Unsupervised Learning - Course Notes

2025-12-04Max

#machine learning #unsupervised learning #PCA #K-means

Overview#

Unsupervised learning is subjective.

Unsupervised learning is useful during Exploratory Data Analysis.

requirements: linear algebra

Two Main Tasks#

1. Dimensionality Reduction#

Requires centered data
Dimension m needs to be determined
Example: Principal Component Analysis (PCA)

2. Clustering#

Ill-posed problem
Euclidean distance performs poorly in high dimensions
Cluster number k needs to be determined
Example: K-means clustering

Principal Component Analysis (PCA)#

Key Terms#

Principal Components (PCs):

First PC, Second PC, ...
PC is a linear combination of loading vectors and data

Loading Vectors:

The loadings are normalized
Loading vectors are the slopes
Indicate how much the current feature contributes to the PC

Singular Value Decomposition (SVD):

Formula: X = USV^T
U: Left singular vectors (orthogonal matrix)
V: Right singular vectors (orthogonal matrix)
S: Diagonal matrix (singular values)

Choosing Dimensions#

You can choose the dimension you want to reduce to by selecting the number m in diagonal matrix S.

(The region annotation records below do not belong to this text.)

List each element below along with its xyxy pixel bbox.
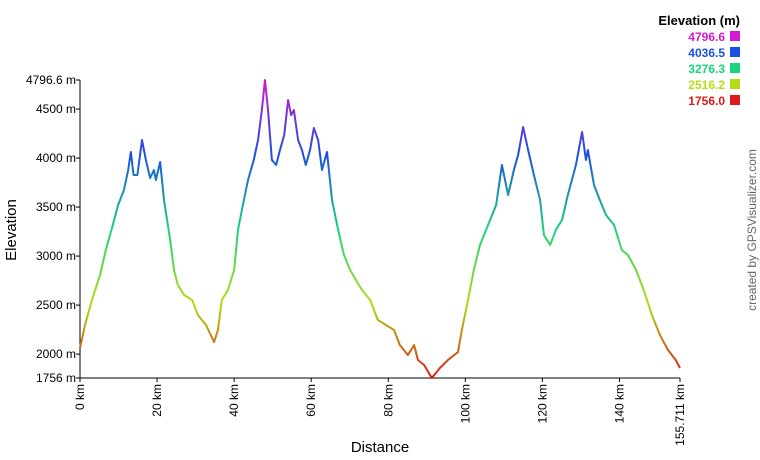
elevation-line (79, 79, 681, 379)
legend-swatch (730, 47, 740, 57)
legend-swatch (730, 95, 740, 105)
x-tick-label: 0 km (73, 384, 87, 410)
x-tick-label: 120 km (535, 384, 549, 423)
x-tick-label: 140 km (612, 384, 626, 423)
legend-title: Elevation (m) (658, 13, 740, 28)
y-tick-label: 4000 m (36, 151, 76, 165)
y-tick-label: 4500 m (36, 102, 76, 116)
x-tick-label: 100 km (458, 384, 472, 423)
y-tick-label: 3500 m (36, 200, 76, 214)
legend-label: 4796.6 (688, 30, 725, 44)
y-tick-label: 2000 m (36, 347, 76, 361)
x-tick-label: 155.711 km (673, 384, 687, 446)
y-tick-label: 2500 m (36, 298, 76, 312)
legend-swatch (730, 79, 740, 89)
x-tick-label: 20 km (150, 384, 164, 417)
x-tick-label: 60 km (304, 384, 318, 417)
x-axis-label: Distance (351, 439, 409, 456)
legend-swatch (730, 31, 740, 41)
x-tick-label: 40 km (227, 384, 241, 417)
legend-label: 3276.3 (688, 62, 725, 76)
x-tick-label: 80 km (381, 384, 395, 417)
legend-label: 1756.0 (688, 94, 725, 108)
legend-label: 2516.2 (688, 78, 725, 92)
y-tick-label: 3000 m (36, 249, 76, 263)
legend-label: 4036.5 (688, 46, 725, 60)
y-tick-label: 1756 m (36, 371, 76, 385)
credit: created by GPSVisualizer.com (745, 149, 759, 311)
legend-swatch (730, 63, 740, 73)
y-tick-label: 4796.6 m (26, 73, 76, 87)
y-axis-label: Elevation (3, 199, 20, 261)
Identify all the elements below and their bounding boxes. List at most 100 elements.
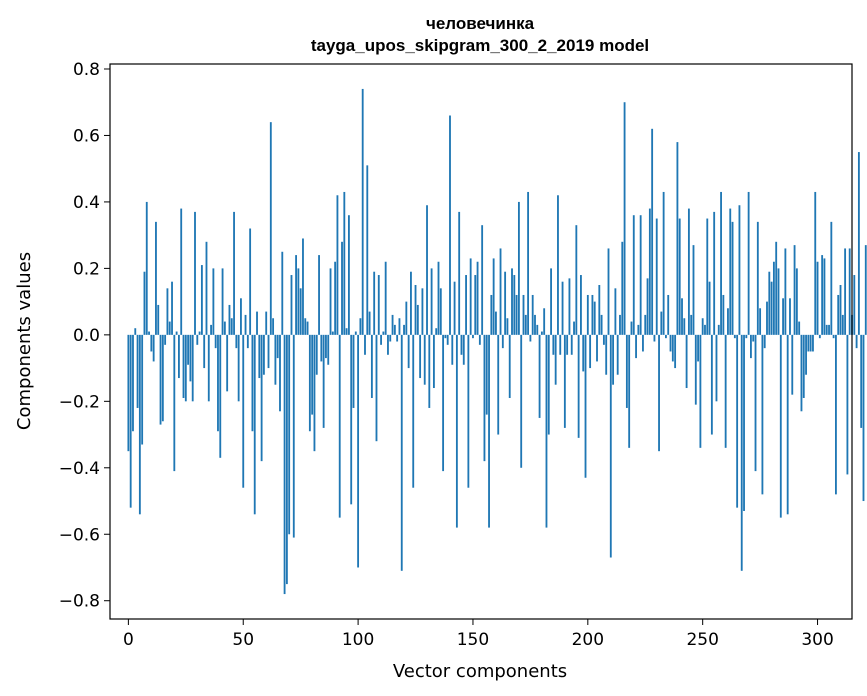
x-tick-label: 300 bbox=[801, 630, 833, 650]
bar-110 bbox=[380, 334, 382, 345]
chart-subtitle: tayga_upos_skipgram_300_2_2019 model bbox=[311, 36, 649, 55]
bar-270 bbox=[747, 191, 750, 335]
bar-320 bbox=[862, 334, 865, 502]
bar-4 bbox=[136, 334, 139, 408]
bar-27 bbox=[189, 334, 192, 382]
bar-52 bbox=[246, 334, 249, 349]
bar-74 bbox=[297, 268, 300, 335]
bar-38 bbox=[214, 334, 217, 349]
bar-6 bbox=[141, 334, 144, 445]
bar-249 bbox=[699, 334, 702, 448]
bar-312 bbox=[844, 248, 847, 335]
bar-231 bbox=[658, 334, 660, 452]
bar-252 bbox=[706, 218, 709, 335]
bar-244 bbox=[687, 208, 690, 335]
bar-216 bbox=[623, 102, 626, 335]
bar-297 bbox=[809, 334, 812, 352]
bar-127 bbox=[419, 334, 422, 379]
bar-221 bbox=[635, 334, 637, 359]
bar-211 bbox=[612, 334, 615, 385]
bar-119 bbox=[400, 334, 403, 571]
bar-301 bbox=[818, 334, 821, 339]
bar-111 bbox=[382, 331, 385, 335]
bar-76 bbox=[302, 238, 304, 335]
bar-274 bbox=[756, 221, 759, 335]
bar-47 bbox=[235, 334, 238, 349]
bar-308 bbox=[835, 334, 837, 495]
bar-217 bbox=[625, 334, 628, 408]
bar-199 bbox=[584, 334, 587, 478]
bar-193 bbox=[570, 334, 573, 355]
bar-30 bbox=[196, 334, 199, 345]
bar-51 bbox=[244, 314, 247, 335]
bar-69 bbox=[285, 334, 288, 585]
bar-242 bbox=[683, 318, 686, 335]
y-tick-label: 0.2 bbox=[73, 259, 100, 279]
bar-159 bbox=[492, 258, 495, 335]
bar-278 bbox=[766, 301, 768, 335]
bar-241 bbox=[681, 298, 683, 335]
x-tick-label: 200 bbox=[572, 630, 604, 650]
bar-45 bbox=[230, 318, 233, 335]
bar-121 bbox=[405, 301, 408, 335]
bar-321 bbox=[864, 245, 867, 335]
bar-174 bbox=[527, 191, 530, 335]
bar-114 bbox=[389, 334, 392, 342]
bar-185 bbox=[552, 334, 555, 355]
bar-72 bbox=[292, 334, 295, 538]
bar-1 bbox=[129, 334, 132, 508]
bar-83 bbox=[318, 255, 320, 335]
bar-129 bbox=[423, 334, 426, 385]
bar-166 bbox=[508, 334, 511, 398]
bar-0 bbox=[127, 334, 130, 452]
bar-181 bbox=[543, 308, 546, 335]
bar-86 bbox=[325, 334, 327, 359]
bar-229 bbox=[653, 334, 656, 342]
bar-93 bbox=[341, 241, 343, 335]
bar-64 bbox=[274, 334, 277, 385]
bar-254 bbox=[710, 334, 713, 435]
bar-205 bbox=[598, 285, 601, 335]
y-axis-label: Components values bbox=[14, 252, 35, 430]
x-tick-label: 100 bbox=[342, 630, 374, 650]
bar-304 bbox=[825, 324, 828, 335]
bar-71 bbox=[290, 275, 293, 335]
bar-281 bbox=[772, 261, 775, 335]
bar-97 bbox=[350, 334, 353, 505]
bar-124 bbox=[412, 334, 415, 488]
bar-208 bbox=[605, 334, 608, 375]
bar-243 bbox=[685, 334, 688, 389]
bar-9 bbox=[148, 331, 150, 335]
bar-137 bbox=[442, 334, 445, 472]
bar-154 bbox=[481, 225, 484, 335]
bar-12 bbox=[155, 221, 157, 335]
x-tick-label: 0 bbox=[123, 630, 134, 650]
bar-287 bbox=[786, 334, 789, 515]
bar-207 bbox=[602, 334, 605, 345]
bar-265 bbox=[736, 334, 739, 508]
bar-319 bbox=[860, 334, 863, 428]
bar-187 bbox=[557, 195, 559, 335]
bar-31 bbox=[198, 331, 201, 335]
bar-29 bbox=[194, 211, 196, 335]
bar-235 bbox=[667, 294, 670, 335]
bar-39 bbox=[217, 334, 219, 432]
y-tick-label: −0.8 bbox=[59, 592, 100, 612]
bar-263 bbox=[731, 221, 734, 335]
bar-60 bbox=[265, 311, 268, 335]
y-tick-label: 0.6 bbox=[73, 126, 100, 146]
bar-131 bbox=[428, 334, 431, 408]
bar-148 bbox=[467, 334, 470, 488]
bar-118 bbox=[398, 318, 401, 335]
bar-212 bbox=[614, 288, 617, 335]
bar-98 bbox=[352, 334, 355, 408]
bar-17 bbox=[166, 288, 169, 335]
bar-276 bbox=[761, 334, 764, 495]
bar-167 bbox=[511, 268, 513, 335]
bar-20 bbox=[173, 334, 176, 472]
bar-165 bbox=[506, 318, 509, 335]
bar-40 bbox=[219, 334, 222, 458]
bar-23 bbox=[180, 208, 183, 335]
bar-299 bbox=[814, 191, 817, 335]
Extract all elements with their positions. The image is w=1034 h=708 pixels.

Information loss can be measured by matrix S:

Total variance vs. Retained variance

K-means Clustering#

Algorithm Approach#

K-means uses an iterative algorithm instead of directly optimizing the mathematical target function (which is NP-hard).

Determining K#

K-means can use heuristic approaches to find a good cluster number K.

Key Takeaways#

Unsupervised learning is subjective and exploratory
PCA: Reduces dimensions while preserving variance
K-means: Iterative clustering with predetermined K
Both methods require parameter tuning (m for PCA, k for K-means)